Percorso ad ostacoli quello dell’opera confezionata dal gruppo capitanato da Smaldone, perché quando i bambini sono i protagonisti in scena è assai facile scadere nella facile ruffianeria. Ma non è stato questo il caso.

Anzi già la protagonista della scena – la bravissima Ottavia Pellicciotta, settenne – è stata capace di lavorare mirabilmente per sottrazione e così hanno fatto tutti i protagonisti.

Per fornire un sommario-plot dell’opera sarebbe forse necessario un secondo o terzo passaggio tante sono state le suggestioni che lo spettacolo ha evocato, però – per tornare alla premessa in metodo – il senso della musica e della performance teatrale che l’ha accompagnata è parso quello di squarciare il velo della zuccherosa ipocrisia che orienta il comportamento del mondo adulto nei confronti dei bambini, dove anche le più amorevoli cure genitoriali più che all’amore che muove le stelle sono spesso orientate ad un’idea di possesso.

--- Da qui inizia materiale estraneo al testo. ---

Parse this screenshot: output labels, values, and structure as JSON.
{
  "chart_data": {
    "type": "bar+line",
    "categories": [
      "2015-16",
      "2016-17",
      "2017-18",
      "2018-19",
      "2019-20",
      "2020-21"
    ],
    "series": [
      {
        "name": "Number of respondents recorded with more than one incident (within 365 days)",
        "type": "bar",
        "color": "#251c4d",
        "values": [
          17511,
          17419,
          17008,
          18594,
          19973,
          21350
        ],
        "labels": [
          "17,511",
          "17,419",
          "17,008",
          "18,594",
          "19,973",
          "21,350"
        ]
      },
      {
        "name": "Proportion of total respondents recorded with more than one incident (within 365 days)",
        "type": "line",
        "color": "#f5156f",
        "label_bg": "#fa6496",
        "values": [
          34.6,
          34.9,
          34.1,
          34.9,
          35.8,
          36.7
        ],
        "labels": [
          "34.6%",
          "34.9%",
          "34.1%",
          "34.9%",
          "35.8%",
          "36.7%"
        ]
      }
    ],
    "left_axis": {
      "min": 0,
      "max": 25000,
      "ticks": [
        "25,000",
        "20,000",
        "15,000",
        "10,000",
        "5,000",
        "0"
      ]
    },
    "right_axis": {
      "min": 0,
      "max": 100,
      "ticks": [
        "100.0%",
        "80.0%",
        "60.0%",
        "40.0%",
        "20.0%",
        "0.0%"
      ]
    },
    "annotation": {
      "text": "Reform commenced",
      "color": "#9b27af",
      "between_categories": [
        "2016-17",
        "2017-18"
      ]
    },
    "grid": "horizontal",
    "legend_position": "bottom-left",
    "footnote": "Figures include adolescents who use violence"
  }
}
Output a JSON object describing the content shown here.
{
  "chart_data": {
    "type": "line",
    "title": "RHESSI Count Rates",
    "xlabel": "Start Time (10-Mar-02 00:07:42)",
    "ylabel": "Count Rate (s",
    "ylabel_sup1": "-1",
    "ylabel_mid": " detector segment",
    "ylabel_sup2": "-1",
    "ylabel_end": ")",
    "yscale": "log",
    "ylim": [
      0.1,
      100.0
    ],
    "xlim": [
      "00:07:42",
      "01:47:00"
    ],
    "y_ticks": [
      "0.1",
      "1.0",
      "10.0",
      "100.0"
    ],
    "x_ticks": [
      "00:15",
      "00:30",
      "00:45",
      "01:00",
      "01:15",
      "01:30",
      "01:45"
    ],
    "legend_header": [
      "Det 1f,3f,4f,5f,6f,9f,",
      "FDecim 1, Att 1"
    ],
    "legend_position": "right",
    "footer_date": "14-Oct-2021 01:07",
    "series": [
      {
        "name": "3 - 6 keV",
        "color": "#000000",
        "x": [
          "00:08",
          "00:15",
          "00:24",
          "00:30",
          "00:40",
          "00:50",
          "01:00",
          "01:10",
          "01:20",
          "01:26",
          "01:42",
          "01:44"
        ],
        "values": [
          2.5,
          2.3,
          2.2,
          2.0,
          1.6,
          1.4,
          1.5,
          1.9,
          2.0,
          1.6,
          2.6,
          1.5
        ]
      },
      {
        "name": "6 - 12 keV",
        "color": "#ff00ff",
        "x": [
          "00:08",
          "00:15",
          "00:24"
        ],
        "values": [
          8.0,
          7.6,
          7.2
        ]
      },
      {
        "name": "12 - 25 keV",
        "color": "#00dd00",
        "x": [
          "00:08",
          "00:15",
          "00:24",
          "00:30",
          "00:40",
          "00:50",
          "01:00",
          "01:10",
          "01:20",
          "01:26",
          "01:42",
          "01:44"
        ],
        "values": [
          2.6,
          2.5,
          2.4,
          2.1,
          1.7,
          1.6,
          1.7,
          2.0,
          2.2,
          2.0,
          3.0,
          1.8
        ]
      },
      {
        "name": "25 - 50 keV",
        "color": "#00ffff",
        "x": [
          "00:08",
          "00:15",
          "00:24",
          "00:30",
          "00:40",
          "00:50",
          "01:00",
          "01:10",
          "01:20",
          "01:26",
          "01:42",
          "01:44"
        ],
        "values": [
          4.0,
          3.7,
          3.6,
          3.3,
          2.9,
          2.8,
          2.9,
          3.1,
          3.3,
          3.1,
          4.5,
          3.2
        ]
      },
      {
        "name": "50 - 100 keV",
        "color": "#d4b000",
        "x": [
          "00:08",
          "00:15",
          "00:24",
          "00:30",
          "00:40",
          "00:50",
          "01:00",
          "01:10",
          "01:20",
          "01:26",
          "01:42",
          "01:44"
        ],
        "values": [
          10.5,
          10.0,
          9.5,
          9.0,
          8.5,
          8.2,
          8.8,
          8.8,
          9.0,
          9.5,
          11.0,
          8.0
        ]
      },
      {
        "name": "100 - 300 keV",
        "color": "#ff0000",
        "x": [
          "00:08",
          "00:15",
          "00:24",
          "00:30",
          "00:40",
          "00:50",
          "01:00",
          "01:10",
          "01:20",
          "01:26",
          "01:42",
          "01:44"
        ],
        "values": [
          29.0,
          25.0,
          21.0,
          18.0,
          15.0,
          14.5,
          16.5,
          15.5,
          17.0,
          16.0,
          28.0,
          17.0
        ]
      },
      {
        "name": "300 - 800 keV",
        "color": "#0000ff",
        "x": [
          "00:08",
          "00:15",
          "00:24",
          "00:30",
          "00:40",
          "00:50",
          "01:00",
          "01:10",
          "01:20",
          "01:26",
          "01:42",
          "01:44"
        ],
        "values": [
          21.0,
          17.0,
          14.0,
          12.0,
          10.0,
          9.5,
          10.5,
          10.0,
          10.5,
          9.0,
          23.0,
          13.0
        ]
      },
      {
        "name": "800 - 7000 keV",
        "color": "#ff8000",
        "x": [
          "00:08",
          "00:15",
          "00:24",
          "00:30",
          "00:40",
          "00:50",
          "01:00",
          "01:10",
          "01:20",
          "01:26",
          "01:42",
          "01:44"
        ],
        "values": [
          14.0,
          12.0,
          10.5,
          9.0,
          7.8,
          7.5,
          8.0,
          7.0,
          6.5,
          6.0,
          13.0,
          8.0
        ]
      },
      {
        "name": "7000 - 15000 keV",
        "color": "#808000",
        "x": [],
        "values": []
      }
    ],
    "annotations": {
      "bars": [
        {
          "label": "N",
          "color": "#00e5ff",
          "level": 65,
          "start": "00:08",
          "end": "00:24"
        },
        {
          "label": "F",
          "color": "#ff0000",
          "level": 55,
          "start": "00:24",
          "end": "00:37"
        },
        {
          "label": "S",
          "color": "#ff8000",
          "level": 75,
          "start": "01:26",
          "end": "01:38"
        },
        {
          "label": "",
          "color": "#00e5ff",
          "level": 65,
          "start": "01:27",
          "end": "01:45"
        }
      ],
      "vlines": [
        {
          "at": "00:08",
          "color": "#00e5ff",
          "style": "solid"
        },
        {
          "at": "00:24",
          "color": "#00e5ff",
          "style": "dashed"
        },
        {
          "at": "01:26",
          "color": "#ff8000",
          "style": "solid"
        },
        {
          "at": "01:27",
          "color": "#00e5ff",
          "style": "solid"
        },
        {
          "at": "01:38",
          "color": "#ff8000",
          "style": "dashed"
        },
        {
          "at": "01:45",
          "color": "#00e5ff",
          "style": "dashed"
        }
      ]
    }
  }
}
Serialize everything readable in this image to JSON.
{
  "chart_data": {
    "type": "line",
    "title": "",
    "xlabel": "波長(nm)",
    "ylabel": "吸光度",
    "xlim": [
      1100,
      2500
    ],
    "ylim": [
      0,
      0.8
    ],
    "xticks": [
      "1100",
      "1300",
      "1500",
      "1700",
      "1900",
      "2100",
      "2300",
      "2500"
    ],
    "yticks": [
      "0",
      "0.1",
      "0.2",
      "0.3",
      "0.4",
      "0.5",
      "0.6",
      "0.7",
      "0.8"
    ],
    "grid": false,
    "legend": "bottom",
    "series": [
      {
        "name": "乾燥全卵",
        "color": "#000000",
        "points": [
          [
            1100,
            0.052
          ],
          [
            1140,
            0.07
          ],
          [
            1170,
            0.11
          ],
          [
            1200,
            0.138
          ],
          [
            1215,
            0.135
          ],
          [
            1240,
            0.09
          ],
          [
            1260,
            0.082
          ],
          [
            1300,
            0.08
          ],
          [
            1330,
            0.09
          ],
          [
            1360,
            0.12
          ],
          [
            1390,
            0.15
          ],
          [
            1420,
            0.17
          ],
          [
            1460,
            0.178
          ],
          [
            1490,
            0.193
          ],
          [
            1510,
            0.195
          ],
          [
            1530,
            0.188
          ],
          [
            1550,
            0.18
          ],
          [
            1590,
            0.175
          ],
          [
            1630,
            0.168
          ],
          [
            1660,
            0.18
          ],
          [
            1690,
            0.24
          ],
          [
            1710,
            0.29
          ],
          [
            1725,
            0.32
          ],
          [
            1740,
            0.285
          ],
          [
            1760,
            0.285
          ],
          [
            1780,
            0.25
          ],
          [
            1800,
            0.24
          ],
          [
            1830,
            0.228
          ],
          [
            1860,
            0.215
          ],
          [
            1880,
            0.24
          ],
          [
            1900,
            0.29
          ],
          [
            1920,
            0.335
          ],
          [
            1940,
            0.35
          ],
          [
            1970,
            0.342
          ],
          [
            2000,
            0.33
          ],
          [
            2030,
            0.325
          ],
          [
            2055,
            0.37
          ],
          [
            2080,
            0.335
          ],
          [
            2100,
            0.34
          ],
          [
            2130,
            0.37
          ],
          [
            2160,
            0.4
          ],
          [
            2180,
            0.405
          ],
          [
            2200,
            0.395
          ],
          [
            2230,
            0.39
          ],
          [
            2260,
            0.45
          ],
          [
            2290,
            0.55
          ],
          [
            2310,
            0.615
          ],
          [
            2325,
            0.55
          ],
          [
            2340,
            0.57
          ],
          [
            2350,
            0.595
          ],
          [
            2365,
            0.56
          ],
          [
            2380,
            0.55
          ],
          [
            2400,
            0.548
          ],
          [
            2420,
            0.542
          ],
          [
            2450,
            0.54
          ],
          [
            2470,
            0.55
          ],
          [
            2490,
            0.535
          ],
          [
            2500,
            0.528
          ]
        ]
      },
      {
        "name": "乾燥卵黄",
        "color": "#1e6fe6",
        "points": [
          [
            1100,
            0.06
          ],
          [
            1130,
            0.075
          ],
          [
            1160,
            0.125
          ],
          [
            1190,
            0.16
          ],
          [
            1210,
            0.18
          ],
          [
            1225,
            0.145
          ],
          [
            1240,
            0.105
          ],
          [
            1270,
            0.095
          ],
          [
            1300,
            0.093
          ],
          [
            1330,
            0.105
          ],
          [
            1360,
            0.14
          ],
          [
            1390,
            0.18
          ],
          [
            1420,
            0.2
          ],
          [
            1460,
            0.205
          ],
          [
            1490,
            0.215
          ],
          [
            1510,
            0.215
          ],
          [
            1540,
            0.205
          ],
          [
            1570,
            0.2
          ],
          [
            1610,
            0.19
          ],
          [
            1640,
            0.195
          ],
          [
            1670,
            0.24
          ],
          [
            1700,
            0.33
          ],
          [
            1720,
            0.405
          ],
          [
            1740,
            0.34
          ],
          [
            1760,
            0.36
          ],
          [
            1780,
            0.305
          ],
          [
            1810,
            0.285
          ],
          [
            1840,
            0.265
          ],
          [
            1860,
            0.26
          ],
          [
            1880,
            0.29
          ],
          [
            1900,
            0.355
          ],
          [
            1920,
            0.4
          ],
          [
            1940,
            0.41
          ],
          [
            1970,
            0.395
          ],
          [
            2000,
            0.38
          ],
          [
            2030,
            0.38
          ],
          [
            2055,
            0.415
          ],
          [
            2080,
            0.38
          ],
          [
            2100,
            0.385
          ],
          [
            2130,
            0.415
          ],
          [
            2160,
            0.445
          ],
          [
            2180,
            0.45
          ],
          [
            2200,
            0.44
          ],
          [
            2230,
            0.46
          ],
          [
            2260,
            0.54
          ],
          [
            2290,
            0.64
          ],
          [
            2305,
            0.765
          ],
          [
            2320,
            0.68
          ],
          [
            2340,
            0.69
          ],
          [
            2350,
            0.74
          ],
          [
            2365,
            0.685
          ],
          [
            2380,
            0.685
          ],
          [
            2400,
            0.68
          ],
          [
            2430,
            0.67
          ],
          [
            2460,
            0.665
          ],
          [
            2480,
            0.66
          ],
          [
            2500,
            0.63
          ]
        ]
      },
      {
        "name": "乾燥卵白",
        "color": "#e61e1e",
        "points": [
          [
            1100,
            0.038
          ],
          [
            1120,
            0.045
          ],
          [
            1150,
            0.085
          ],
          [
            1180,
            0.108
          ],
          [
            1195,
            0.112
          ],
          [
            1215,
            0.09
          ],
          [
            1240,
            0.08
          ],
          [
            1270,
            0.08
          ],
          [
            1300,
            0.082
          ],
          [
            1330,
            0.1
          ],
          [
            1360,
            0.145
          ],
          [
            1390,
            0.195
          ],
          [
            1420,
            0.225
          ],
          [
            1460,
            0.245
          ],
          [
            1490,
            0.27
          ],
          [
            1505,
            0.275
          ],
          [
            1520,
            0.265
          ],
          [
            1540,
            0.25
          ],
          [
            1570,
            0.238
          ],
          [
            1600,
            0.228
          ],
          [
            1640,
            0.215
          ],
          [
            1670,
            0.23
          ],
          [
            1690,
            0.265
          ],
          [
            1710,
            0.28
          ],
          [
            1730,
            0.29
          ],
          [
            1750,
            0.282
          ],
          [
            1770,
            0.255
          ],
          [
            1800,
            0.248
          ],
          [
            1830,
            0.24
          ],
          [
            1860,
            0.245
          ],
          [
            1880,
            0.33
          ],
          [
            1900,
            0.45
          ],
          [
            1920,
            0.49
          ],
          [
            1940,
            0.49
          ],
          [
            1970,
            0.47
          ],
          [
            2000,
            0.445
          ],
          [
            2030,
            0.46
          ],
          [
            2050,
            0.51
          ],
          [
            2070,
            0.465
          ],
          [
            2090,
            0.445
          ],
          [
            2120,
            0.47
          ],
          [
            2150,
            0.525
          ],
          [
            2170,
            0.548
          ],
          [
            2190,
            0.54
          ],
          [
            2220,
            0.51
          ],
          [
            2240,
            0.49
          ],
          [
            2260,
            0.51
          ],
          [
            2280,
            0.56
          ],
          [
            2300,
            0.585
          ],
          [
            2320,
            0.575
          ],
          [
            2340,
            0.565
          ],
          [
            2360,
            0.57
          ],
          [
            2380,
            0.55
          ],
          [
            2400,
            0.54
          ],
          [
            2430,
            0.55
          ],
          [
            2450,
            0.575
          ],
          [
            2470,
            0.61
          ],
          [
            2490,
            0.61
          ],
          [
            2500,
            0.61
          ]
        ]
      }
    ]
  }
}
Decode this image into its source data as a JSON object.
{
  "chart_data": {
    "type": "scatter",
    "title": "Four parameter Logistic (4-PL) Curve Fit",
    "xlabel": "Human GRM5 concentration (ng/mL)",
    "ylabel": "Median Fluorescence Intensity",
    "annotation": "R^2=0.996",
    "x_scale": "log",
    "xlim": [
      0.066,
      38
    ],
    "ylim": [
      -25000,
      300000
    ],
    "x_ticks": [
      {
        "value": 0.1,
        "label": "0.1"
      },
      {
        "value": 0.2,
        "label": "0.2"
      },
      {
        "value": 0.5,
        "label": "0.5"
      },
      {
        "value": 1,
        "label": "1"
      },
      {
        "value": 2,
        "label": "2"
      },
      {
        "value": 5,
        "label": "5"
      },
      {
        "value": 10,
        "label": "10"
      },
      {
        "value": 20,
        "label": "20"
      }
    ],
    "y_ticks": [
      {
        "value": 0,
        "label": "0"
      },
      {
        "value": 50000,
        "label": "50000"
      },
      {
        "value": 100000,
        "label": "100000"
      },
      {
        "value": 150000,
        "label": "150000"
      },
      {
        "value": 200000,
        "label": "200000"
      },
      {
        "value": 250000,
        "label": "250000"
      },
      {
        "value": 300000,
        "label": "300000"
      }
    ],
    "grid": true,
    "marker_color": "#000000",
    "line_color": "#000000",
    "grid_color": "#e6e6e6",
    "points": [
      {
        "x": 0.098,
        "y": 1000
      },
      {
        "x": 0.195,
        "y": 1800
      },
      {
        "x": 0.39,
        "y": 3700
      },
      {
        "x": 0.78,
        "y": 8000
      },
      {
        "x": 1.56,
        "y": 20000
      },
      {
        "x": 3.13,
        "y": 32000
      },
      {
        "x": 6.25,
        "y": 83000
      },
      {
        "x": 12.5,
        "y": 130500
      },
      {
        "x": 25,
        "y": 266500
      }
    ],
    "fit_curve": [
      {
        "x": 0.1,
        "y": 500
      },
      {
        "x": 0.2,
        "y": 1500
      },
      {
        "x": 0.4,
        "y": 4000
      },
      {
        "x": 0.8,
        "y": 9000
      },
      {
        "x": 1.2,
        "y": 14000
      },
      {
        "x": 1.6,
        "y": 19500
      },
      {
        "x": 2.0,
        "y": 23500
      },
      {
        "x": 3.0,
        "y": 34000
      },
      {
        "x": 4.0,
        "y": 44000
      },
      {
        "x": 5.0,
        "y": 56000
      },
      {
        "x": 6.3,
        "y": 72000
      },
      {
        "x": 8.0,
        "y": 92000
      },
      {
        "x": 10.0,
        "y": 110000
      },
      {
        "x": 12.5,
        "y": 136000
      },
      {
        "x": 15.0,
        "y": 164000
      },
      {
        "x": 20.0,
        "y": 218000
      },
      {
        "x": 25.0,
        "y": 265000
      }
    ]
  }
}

La musica composta da Marco Benetti è la perfetta traduzione di questa denuncia. È priva di quell’autocompiacimento che fa spesso deragliare gli autori contemporanei e anche l’interruzione delle note della nona di Beethoven è una scelta quasi obbligata anzi addirittura coerente. Nel mondo di Bia non c’è spazio di assoluzione per nessuno.

Benetti e la voce baritonale di Emily de Salve ci riservano forse il momento più alto sul piano artistico dello spettacolo. Nella vita Emily è una donna assertiva e generosa e la voce baritonale per la quale Benetti ha composto una meravigliosa ballata non la trasforma in un ossimoro vivente, come vorrebbe un’analisi superficiale, ma piuttosto in una nuova esperienza umana.

Emily indossa i panni di una sedicente e sadica educatrice e la sua voce da baritono, insieme alle note onomatopeiche della ballata, sono capaci di astrarre la violenza da ogni connotazione sessuale o sessista, relegandola a ciò che è davvero: l’atto di negazione dell’essere umano, posto che le braccia degli uomini sono fatte solo per incontrarsi negli abbracci, circostanza che abbiamo dolorosamente compreso in questi ultimi mesi.

Attenta e misurata la prova attoriale dei bambini e degli adulti sul palco, tra i quali si segnalano la saggia vegliarda Fulvia Zampa e i movimenti acrobatici delle due vittime della sadica educatrice, i giovanissimi Giorgio Epifani e Michele Polisano.

Nel mettere in scena questa esperienza Smaldone è stato brillantemente accompagnato da Riccardo Olivier, che ha curato anche la coreografia, e dal già apprezzato regista Davide Gasparro. La rappresentazione scenica è parsa davvero curata, grazie alle belle luci arcobaleno di Paolo Vitale e alle scene e ai costumi di Stefano Zullo, frutto di quell’amore artigianale che ha fatto grande il nostro paese.

E un grazie speciale al pubblico che, dopo le giuste sollecitazioni, è stato capace di diventare parte dello spettacolo ricordando ciò che già dicevano i greci e forse anche mio zio.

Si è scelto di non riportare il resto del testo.